Scheduling is the harder problem. A tennis court accommodates 2-4 players. The same court, converted to pickleball, accommodates 4-8 players across two pickleball courts. Revenue per court-hour is often higher for pickleball because you serve more players per session. But your tennis families expect consistent court availability. The solution isn't choosing one sport over the other — it's intelligent scheduling that allocates court time based on demand, day of week, and time of day. Morning pickleball leagues for the 55+ crowd. Afternoon junior tennis clinics. Evening adult tennis and pickleball leagues running simultaneously on different courts.
The Software Gap
Here's where most facilities hit a wall. They want to run both sports but their management software doesn't support it. CourtReserve is built around court reservation — great for booking, less capable for program management and player development across sports. Serve Tennis is, as the name suggests, tennis-only. Most pickleball organizers are running their leagues through Facebook groups, Google Sheets, and Venmo — exactly the way tennis programs were run 10 years ago before purpose-built software existed.
What multi-sport facilities need is a single platform where they can create tennis clinics and pickleball leagues as separate programs with sport-specific settings, run tournaments in both sports with appropriate bracket formats, track player development with sport-specific skill frameworks (USTA ball progression for tennis, skill-level ratings for pickleball), process payments and registrations without maintaining two separate systems, and give families one portal for all their court sports activities.
The Family Advantage
The most underappreciated benefit of running both sports is the family cross-sell. A family that enrolls their 8-year-old in junior tennis might also have a parent who plays in the Thursday night pickleball league. A pickleball player who brings their kids to watch might enroll them in summer tennis camp. When both sports live on the same platform, these cross-sport registrations happen naturally because families see all available programs when they log in.

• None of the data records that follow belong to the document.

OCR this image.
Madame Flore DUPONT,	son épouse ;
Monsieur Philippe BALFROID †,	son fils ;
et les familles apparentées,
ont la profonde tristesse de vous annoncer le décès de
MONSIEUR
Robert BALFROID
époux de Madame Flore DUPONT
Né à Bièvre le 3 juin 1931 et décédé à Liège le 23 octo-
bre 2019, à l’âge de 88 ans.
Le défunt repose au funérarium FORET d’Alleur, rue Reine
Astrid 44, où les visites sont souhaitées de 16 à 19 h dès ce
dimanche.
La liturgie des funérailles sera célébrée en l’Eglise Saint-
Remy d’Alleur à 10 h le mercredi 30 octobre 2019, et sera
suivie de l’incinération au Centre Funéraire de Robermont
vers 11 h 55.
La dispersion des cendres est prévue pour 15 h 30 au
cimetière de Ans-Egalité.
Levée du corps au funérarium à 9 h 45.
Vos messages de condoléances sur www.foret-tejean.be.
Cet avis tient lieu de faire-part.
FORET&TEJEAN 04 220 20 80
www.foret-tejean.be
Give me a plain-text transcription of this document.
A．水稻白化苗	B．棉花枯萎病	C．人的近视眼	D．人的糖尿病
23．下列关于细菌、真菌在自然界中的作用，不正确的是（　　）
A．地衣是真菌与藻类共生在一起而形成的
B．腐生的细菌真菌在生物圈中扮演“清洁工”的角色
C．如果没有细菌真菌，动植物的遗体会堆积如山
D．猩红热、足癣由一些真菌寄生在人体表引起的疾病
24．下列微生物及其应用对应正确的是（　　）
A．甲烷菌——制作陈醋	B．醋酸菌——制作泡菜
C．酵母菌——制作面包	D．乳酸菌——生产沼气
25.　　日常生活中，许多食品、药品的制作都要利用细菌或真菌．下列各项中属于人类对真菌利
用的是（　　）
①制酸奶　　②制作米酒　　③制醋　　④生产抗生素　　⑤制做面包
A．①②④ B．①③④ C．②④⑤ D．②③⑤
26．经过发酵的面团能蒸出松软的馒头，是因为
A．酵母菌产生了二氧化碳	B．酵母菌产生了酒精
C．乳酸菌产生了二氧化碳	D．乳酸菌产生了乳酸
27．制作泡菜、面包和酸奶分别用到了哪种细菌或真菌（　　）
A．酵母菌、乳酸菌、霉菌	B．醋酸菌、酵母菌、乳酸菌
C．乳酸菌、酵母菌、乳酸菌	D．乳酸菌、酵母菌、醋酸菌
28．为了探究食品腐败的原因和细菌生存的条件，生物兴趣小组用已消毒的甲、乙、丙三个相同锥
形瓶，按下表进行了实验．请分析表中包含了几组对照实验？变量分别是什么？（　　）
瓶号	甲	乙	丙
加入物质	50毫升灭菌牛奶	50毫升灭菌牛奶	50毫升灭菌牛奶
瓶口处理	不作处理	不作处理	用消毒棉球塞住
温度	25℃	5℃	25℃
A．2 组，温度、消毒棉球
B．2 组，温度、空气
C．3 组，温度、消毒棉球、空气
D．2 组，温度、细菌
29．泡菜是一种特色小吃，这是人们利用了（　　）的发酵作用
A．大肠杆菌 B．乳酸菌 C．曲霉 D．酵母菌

Programs that run both sports consistently report higher per-family revenue than single-sport programs. The average family in a dual-sport program generates 40-60% more revenue than a single-sport family — not because individual program prices are higher, but because more family members participate across more seasons.
The Competitive Moat
Facilities that establish themselves as the local hub for court sports — not just tennis, not just pickleball, but both — build a competitive position that's hard to replicate. They become the default answer to "Where should I play?" regardless of which sport someone is interested in. They attract the growing population of players who play both sports and want one home base. And they build community across sports — pickleball players who watch the junior tennis tournament, tennis families who try pickleball at the facility's open play sessions.
The facilities that are still debating whether to add pickleball are already behind. The question isn't whether to run both sports. It's whether you have the operational infrastructure to run them well.